Anizio Amorim

Instituto de Previdência dos Servidores de Maceió (Iprev) vive um momento crítico, resultado de escolhas desastrosas e da falta de zelo da gestão municipal anterior. A recente perda de R$ 117 milhões, aplicados nos chamados “ativos podres” do Banco Master — instituição que sofreu liquidação extrajudicial após a prisão do seu dono, Daniel Vorcaro — não é apenas um “imprevisto político“, mas sim um golpe profundo nas contas públicas e nos atuais e futuros aposentados e pensionistas da Prefeitura da capital.

Para entender a gravidade da situação, basta olhar para a atual realidade financeira do Iprev: o que é arrecadado mensalmente com as contribuições dos servidores e da parte patronal (da Prefeitura) não é suficiente para pagar as aposentadorias e pensões. A conta não fecha. As despesas com os aposentados e pensionistas superam o que entra de contribuição regular, obrigando o município a realizar aportes mensais de cerca de R$ 16 milhões, apenas para cobrir esse rombo e garantir os pagamentos do mês.

Com contribuições insuficientes e a Prefeitura apenas “apagando incêndio” com aportes, a única forma de o fundo previdenciário crescer e se sustentar, no longo prazo, é através dos rendimentos de seus investimentos. É aí que o cenário fica ainda mais preocupante. Em fevereiro deste ano, por exemplo, a receita dos investimentos rendeu míseros 0,8%*. Isso é praticamente igual à inflação do mês (IPCA). Significa que não houve ganho real; o dinheiro investido apenas manteve o poder de compra, sem gerar riqueza ou segurança para o fundo.
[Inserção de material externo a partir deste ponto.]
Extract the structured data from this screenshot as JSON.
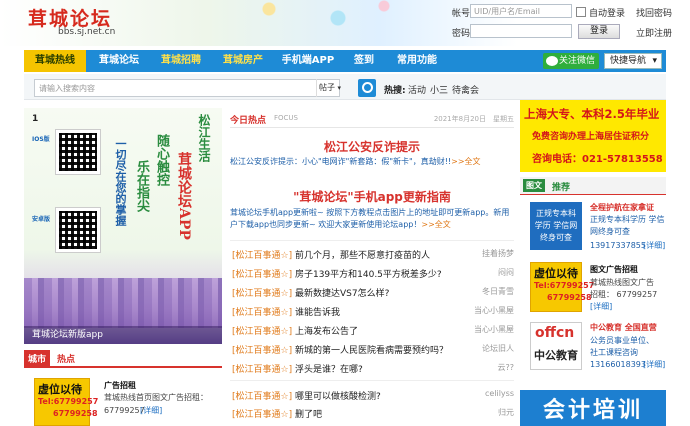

Se esse rendimento já era baixo, perder R$ 117 milhões ganha contornos de tragédia. Os milhões benevolentementes entregues ao Banco Master equivalem a um ano da receita dos investimentos do Iprev. Se descontarmos a inflação e considerarmos apenas o ganho real, equivalem a cerca de uma década de rentabilidade. É revoltante para o servidor saber que esse seu dinheiro foi simplesmente jogado no lixo.

gestão temerária dos recursos do Instituto de Previdência dos Servidores de Maceió ficou evidente. Enquanto os servidores ativos continuam contribuindo e os aposentados dependem do benefício para sobreviver, a administração do município resolveu arriscar o patrimônio dessa instituição em um banco envolvido em fraudes financeiras.

Não somente os servidores segurados foram prejudicados, os cidadãos contribuintes de Maceió também pagarão a conta dessa irresponsabilidade. Eles ainda não sabem, mas os recursos públicos destinados a cobrir o rombo previdenciário crescerão expressivamente, deixando de serem investidos em saúde, educação e infraestrutura.

Exige-se, urgentemente, que a Polícia Federal prossiga com as investigações das denúncias de irregularidades na autorização do investimento, com possível falsificação e fraude na decisão do aporte, para assim atender aos servidores, que vivem as incertezas sobre o futuro do fundo de previdência.

Se houve crime, que os culpados sejam punidos exemplarmente. A gestão do dinheiro dos servidores e dos recursos públicos deve ser tratada seriamente.

*Fonte: Sistema Cadprev do MPS (dados de fevereiro/2026).